Paulo Henriques Britto

Dizer que a maior parte da poesia produzida pelos poetas brasileiros da atualidade
é escrita em verso livre é correto, mas é dizer muito pouco. O termo “verso livre” abrange
uma variedade enorme de formas poéticas que têm em comum apenas o fato de não
utilizarem um metro fixo. Quando dizemos que Glauco Mattoso escreve sonetos, estamos
dizendo que há elementos formais na poesia deste poeta de nosso tempo que são idênticos
ou muito semelhantes aos que caracterizam os sonetos de Camões, Gregório de Matos,
Bocage e Vinicius de Moraes; mas quando dizemos que Álvaro de Campos, Nuno Júdice,
Armando Freitas Filho e Angélica Freitas utilizam o verso livre, é evidente que não
estamos dizendo que as formas empregadas por esses quatro poetas são comparáveis no
mesmo sentido que são os sonetos de Camões e os de Glauco Mattoso.
A tradicional classificação mencionada por Fussell (1979), que distingue o verso
longo sempre terminado em pausa de Walt Whitman do verso curto e frequentemente
enjambado de William Carlos Williams, é um bom ponto de partida.

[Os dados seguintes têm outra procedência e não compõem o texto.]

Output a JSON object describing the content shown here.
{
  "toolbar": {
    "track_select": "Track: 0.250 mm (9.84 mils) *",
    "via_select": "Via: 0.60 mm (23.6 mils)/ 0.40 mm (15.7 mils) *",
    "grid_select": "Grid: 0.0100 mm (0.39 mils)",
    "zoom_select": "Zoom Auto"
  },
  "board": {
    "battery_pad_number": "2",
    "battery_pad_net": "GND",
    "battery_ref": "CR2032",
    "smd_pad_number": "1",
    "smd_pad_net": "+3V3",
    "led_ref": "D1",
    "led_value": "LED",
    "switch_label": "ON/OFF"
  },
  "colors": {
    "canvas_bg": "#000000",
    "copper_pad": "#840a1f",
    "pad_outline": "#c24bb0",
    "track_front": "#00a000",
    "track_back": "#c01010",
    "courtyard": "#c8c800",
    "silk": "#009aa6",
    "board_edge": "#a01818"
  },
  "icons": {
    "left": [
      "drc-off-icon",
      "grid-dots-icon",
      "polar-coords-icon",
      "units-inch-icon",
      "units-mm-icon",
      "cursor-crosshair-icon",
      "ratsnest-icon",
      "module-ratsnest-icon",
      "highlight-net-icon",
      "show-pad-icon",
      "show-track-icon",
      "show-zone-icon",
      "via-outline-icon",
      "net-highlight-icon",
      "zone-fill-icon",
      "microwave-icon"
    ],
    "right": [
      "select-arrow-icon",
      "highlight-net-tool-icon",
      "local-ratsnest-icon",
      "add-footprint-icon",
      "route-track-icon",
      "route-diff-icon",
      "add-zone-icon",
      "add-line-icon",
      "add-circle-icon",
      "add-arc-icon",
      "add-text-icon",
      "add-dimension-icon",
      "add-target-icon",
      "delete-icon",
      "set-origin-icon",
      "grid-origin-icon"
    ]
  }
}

Essa classificação
nos chama a atenção para um fato importante: o verso de Whitman é uma forma
comprometida com um momento encerrado da história das formas poéticas, o momento
de valorização da cidade e da modernidade em geral como material aproveitável pela
poesia. Mais exatamente, trata-se de um período iniciado em meados do século XIX, com
Whitman e Baudelaire — o qual, diga-se de passagem, jamais utilizou o verso livre — e
encerrado por volta da Segunda Guerra Mundial. Casos como o de Allen Ginsberg, nos
Estados Unidos, que empregou o verso longo de Whitman até sua morte, ocorrida na
última década do século XX, ou de Alexei Bueno, um poeta brasileiro contemporâneo
que ocasionalmente ainda utiliza a forma, podem ser considerados como exceções. De
modo geral, no Brasil tanto nos Estados Unidos, desde o ocaso das neovanguardas, em
meados do século passado, os poetas têm optado por diferentes modalidades do verso
curto e enjambado de Williams. Porém, mais uma vez, nos deparamos com uma definição
de caráter negativo que abarca coisas muito diferentes: as variedades do “verso livre de
Williams” empregadas pelos poetas brasileiros da atualidade só têm duas coisas em
comum: eles tendem a não se alongar muito e a não terminarem sistematicamente em
pausa. Em vez de tentar estabelecer uma subcategorização da classificação binária
original do verso livre, talvez faça mais sentido simplesmente examinar as formas
praticadas por poetas individuais e apontar os diferentes recursos por eles empregados.
Só depois de estudar um número considerável de versões diferentes do “verso livre” é
que poderíamos pensar em realizar algum tipo de classificação mais fina. Assim, apenas
a título de exemplificação da variedade atual, gostaria de examinar poemas de quatro
autores brasileiros contemporâneos.
Comecemos com um exemplo de Annita Costa Malufe (2012: 97).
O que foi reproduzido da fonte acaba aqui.